There were other clear signs that MIA-602 was having the desired result. Glucagon is a peptide hormone produced by the pancreas, which has the opposite effect of insulin: it raises glucose blood levels, Lucas said. Glucagon-like peptide-1, or GLP-1, is a short-lived substance made by the intestines, which suppresses glucagon secretion and production of lipoproteins following a meal, primarily by decreasing secretion of ApoB-48. It's been shown that glucagon and GLP-1 levels are both elevated in patients with type 1 diabetes, which seems counterintuitive, but was a clue that something was amiss with GLP-1 signaling. MIA-602 treatment normalized GLP-1 levels and function and reduced glucagon levels to a healthy normal.
The scientists also got positive results when they directly fed rat intestinal cells a high-fat diet: The cells quickly started producing more fat until they added MIA-602 to the mix, which normalized fat production. They also found more evidence of the important role of the GHRH receptor in the cardiovascular consequences of diabetes. It was known that binding to the GHRH receptor triggers the release of more growth hormones by the pituitary and increased receptor expression. When they gave a GHRH receptor agonist - which increases rather than suppressing the hormone's action - they saw increased formation and release of lipids even in a laboratory dish.

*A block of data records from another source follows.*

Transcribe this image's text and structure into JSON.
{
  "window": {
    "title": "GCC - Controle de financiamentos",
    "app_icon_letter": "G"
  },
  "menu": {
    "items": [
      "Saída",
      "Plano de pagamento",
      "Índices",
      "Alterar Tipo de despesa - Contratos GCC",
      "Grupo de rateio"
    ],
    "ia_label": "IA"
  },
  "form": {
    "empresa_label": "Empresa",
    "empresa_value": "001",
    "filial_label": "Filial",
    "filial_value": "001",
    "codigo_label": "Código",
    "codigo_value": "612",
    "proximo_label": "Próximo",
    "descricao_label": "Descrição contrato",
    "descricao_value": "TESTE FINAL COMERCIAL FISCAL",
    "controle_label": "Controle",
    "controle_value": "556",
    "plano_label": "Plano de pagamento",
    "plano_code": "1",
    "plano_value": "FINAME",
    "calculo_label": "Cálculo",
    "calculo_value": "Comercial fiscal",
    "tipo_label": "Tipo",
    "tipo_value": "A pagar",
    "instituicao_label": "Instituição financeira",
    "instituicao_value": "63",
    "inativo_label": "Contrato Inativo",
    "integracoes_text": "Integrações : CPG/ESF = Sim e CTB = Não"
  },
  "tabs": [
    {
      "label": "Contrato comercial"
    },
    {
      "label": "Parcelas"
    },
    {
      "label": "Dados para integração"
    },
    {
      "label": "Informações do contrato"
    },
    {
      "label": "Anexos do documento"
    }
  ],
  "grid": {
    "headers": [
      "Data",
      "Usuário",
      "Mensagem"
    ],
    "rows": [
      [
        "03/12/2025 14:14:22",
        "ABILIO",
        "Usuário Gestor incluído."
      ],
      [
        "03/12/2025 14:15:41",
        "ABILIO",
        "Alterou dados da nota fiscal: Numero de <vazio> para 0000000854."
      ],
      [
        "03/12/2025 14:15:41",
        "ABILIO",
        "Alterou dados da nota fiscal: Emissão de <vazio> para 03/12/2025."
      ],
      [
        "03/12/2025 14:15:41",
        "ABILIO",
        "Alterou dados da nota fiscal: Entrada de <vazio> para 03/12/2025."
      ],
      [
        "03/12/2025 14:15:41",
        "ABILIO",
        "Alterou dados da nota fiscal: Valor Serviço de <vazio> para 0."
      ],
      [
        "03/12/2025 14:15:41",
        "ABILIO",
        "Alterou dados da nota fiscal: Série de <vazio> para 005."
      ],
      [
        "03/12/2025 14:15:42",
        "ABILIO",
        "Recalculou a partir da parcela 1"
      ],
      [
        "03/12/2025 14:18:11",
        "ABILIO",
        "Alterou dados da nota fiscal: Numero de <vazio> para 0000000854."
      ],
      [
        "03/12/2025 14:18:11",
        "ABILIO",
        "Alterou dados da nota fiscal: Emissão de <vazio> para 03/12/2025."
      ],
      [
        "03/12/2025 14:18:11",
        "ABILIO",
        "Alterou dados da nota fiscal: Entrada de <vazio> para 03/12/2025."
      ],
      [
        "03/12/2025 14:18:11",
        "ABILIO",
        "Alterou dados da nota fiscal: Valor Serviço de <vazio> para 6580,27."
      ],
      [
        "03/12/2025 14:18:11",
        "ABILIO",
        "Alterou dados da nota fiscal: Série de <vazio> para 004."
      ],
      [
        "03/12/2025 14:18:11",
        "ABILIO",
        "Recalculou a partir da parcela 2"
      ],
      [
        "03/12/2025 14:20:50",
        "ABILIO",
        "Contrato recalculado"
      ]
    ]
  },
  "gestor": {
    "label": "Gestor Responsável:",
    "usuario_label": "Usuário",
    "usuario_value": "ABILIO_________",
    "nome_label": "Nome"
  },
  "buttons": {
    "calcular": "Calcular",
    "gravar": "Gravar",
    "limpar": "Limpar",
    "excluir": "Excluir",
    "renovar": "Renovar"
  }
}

Ultimately, MIA-602 reduced two indicators of diabetes: protein in the urine, a sign of kidney damage, and the inability of blood vessels to relax, an indicator of blood vessel damage. "This was very exciting for us to see," Romero said.
Next steps include doing similar lab work on human cells as one way to see if the mechanisms they found in rats hold true in humans.
The scientists note that while some patients with diabetes take statins, which help reduce production and enhance elimination of disease-promoting LDL, most continue to have a significant cardiovascular risk, because, at least one issue statins don't address is the abundance of fat-rich, circulating lipoproteins from the intestines, Romero said. ApoB-48 and GLP-1 already are treatment targets in type 2 diabetes.
The intestines can build lipids itself in addition to taking them from the food we eat. Ideally, they are used for energy, to help make needed enzymes and hormones, and as part of healthy cell membranes throughout the body. Blood tests done as part of an annual wellness examination on adults, for example, typically look at blood levels of fat as well as cholesterol as an indicator of cardiovascular health.